EBIT stands for Earnings Before Interest and Taxes. It is a measure of a company's operating profitability that strips out the effects of financing decisions (interest) and tax rates. Because it ignores capital structure and tax jurisdiction, EBIT lets you compare the core operating performance of different companies on an apples-to-apples basis. It is also commonly called operating income.

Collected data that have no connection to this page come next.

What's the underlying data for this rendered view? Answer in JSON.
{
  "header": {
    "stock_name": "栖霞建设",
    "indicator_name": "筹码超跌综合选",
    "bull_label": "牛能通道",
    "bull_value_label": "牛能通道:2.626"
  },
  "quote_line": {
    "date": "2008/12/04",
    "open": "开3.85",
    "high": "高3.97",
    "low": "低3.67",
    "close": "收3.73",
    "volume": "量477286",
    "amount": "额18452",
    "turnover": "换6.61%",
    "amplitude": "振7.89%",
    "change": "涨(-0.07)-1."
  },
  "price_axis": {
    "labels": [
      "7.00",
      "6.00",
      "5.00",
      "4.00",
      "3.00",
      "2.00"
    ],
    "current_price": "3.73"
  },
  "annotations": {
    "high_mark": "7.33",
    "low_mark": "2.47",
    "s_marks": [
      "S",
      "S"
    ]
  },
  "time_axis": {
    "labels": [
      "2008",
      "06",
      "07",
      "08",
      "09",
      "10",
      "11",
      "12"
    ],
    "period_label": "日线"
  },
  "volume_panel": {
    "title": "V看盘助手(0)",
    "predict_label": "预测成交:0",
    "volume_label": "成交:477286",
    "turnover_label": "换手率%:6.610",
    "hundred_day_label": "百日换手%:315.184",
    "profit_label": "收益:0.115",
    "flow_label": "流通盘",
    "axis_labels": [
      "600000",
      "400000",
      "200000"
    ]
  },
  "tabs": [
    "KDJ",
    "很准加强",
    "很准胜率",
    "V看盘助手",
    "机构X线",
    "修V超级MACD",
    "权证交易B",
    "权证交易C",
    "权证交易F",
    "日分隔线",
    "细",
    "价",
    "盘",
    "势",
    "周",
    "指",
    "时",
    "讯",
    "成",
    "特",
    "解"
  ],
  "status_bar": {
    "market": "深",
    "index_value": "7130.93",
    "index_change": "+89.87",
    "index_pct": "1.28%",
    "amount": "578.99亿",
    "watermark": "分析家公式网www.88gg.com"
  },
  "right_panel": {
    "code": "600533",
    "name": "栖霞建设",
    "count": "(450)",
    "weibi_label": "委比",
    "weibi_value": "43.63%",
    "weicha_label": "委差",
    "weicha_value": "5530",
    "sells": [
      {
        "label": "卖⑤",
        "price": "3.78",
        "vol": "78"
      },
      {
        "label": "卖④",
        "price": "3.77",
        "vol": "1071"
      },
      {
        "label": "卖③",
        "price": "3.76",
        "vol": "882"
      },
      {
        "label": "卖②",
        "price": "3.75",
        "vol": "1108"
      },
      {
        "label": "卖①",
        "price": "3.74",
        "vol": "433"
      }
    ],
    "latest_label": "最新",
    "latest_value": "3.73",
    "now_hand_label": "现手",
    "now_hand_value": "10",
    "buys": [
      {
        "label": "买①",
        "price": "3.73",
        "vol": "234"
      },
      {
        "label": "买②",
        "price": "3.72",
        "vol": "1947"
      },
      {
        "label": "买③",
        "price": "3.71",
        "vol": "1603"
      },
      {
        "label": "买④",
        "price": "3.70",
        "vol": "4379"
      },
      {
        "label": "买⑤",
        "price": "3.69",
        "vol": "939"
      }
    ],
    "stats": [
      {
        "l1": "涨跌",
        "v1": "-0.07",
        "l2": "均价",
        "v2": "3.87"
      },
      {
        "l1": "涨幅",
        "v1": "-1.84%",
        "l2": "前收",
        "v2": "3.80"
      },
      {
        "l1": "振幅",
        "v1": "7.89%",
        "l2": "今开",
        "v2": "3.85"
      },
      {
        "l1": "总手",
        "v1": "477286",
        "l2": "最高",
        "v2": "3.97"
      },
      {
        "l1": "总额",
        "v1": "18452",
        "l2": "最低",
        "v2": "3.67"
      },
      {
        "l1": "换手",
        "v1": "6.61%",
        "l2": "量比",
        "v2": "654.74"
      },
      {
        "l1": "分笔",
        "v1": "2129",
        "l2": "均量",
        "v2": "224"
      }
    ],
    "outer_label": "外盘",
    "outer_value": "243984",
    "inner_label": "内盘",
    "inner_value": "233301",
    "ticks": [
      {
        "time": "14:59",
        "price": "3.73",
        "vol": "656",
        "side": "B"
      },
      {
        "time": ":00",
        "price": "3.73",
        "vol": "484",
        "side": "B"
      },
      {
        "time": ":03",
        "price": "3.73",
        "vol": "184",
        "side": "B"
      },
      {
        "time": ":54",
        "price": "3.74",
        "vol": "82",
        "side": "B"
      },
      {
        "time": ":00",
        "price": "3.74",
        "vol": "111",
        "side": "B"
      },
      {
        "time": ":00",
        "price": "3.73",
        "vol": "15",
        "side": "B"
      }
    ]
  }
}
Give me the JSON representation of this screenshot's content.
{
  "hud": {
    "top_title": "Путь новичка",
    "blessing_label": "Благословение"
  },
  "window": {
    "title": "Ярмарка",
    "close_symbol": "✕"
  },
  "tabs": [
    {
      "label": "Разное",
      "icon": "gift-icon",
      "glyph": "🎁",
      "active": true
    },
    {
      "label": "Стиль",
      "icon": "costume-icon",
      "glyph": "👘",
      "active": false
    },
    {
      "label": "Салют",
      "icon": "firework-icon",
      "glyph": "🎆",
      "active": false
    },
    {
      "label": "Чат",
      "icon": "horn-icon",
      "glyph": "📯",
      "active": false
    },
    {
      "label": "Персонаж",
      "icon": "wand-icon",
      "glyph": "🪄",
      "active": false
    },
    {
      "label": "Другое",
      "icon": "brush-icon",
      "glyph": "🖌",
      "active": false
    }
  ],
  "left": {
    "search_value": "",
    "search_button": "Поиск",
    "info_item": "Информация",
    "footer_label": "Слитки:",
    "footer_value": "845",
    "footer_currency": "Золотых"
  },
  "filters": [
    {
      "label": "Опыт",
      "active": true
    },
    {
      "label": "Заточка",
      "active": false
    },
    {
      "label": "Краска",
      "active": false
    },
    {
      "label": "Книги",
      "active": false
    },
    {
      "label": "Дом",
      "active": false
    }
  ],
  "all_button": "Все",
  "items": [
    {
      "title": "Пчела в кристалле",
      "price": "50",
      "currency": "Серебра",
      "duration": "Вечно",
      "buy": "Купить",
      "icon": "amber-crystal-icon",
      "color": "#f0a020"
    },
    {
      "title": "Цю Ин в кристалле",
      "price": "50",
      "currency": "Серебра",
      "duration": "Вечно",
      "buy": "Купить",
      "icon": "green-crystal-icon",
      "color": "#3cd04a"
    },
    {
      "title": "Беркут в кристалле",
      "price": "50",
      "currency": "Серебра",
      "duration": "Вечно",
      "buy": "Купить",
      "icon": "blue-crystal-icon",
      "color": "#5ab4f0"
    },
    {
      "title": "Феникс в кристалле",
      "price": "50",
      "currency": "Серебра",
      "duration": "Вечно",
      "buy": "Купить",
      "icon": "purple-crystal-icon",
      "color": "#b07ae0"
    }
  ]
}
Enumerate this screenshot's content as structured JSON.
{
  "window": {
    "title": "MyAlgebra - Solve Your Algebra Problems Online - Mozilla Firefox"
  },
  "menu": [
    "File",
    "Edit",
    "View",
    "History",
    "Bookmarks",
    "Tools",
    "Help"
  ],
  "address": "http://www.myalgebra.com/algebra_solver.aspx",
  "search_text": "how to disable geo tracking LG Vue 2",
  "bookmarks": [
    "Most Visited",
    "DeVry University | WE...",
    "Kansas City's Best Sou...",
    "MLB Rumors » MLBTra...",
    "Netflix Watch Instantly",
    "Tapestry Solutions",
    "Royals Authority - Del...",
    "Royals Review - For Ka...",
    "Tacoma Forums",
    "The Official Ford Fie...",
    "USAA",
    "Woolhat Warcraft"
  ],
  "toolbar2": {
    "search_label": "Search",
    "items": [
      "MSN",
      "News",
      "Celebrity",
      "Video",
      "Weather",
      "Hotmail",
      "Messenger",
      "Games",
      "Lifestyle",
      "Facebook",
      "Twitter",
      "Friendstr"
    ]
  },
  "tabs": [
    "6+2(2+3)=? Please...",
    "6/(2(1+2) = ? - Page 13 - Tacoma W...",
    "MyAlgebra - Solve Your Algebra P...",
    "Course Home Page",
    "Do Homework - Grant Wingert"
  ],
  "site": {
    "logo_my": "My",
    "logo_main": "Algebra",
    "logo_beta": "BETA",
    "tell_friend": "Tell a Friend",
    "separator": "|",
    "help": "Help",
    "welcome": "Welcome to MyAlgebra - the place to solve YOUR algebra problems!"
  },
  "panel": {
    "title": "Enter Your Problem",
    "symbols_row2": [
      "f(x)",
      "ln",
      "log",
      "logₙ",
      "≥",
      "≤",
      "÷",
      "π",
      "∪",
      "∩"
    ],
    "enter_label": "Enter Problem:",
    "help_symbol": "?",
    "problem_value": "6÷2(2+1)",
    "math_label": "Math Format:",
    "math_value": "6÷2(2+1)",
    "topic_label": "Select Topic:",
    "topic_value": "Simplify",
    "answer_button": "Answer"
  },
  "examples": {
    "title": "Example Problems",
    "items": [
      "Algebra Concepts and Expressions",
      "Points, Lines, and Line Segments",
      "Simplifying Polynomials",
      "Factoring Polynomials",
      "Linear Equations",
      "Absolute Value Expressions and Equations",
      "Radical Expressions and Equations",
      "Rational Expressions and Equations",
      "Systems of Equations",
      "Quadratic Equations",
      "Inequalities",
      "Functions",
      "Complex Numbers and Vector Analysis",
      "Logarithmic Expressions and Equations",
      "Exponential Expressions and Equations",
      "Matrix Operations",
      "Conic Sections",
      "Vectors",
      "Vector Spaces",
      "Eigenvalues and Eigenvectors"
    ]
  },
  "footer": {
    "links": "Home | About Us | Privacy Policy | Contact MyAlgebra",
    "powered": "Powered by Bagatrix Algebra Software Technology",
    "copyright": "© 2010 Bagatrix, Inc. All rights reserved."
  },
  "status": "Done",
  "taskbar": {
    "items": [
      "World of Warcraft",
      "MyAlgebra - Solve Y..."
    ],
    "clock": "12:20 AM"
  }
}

How to Use This Calculator
Enter three figures from the income statement: total revenue (sales), cost of goods sold (COGS), and other operating expenses such as salaries, rent, marketing, depreciation, and administrative costs. The calculator subtracts every operating cost from revenue to give EBIT and also returns the EBIT margin so you can gauge profitability relative to sales.
The Formula Explained
The core equation is simply $$\text{EBIT} = \text{Revenue} - \left( \text{COGS} + \text{Operating Expenses} \right)$$ The two cost terms together make up total operating expenses. Note that interest expense and income tax are deliberately excluded — that is what makes the metric "before interest and taxes." The EBIT margin is then EBIT divided by revenue, expressed as a percentage.
Worked Example
Suppose a business records $1,000,000 in revenue, $600,000 in COGS, and $150,000 in operating expenses. Total operating expenses are $$\$600{,}000 + \$150{,}000 = \$750{,}000$$ $$\text{EBIT} = \$1{,}000{,}000 - \$750{,}000 = \mathbf{\$250{,}000}$$ The EBIT margin is \(\$250{,}000 \div \$1{,}000{,}000 = 25\%\).
FAQ
Is EBIT the same as operating income? In most cases yes — both reflect profit from core operations before interest and taxes, though EBIT can sometimes include small non-operating items.
How is EBIT different from EBITDA? EBITDA adds back depreciation and amortization to EBIT, removing the effect of non-cash charges.
What is a good EBIT margin? It varies by industry, but a higher margin generally indicates stronger operating efficiency. Compare against industry peers rather than a fixed benchmark.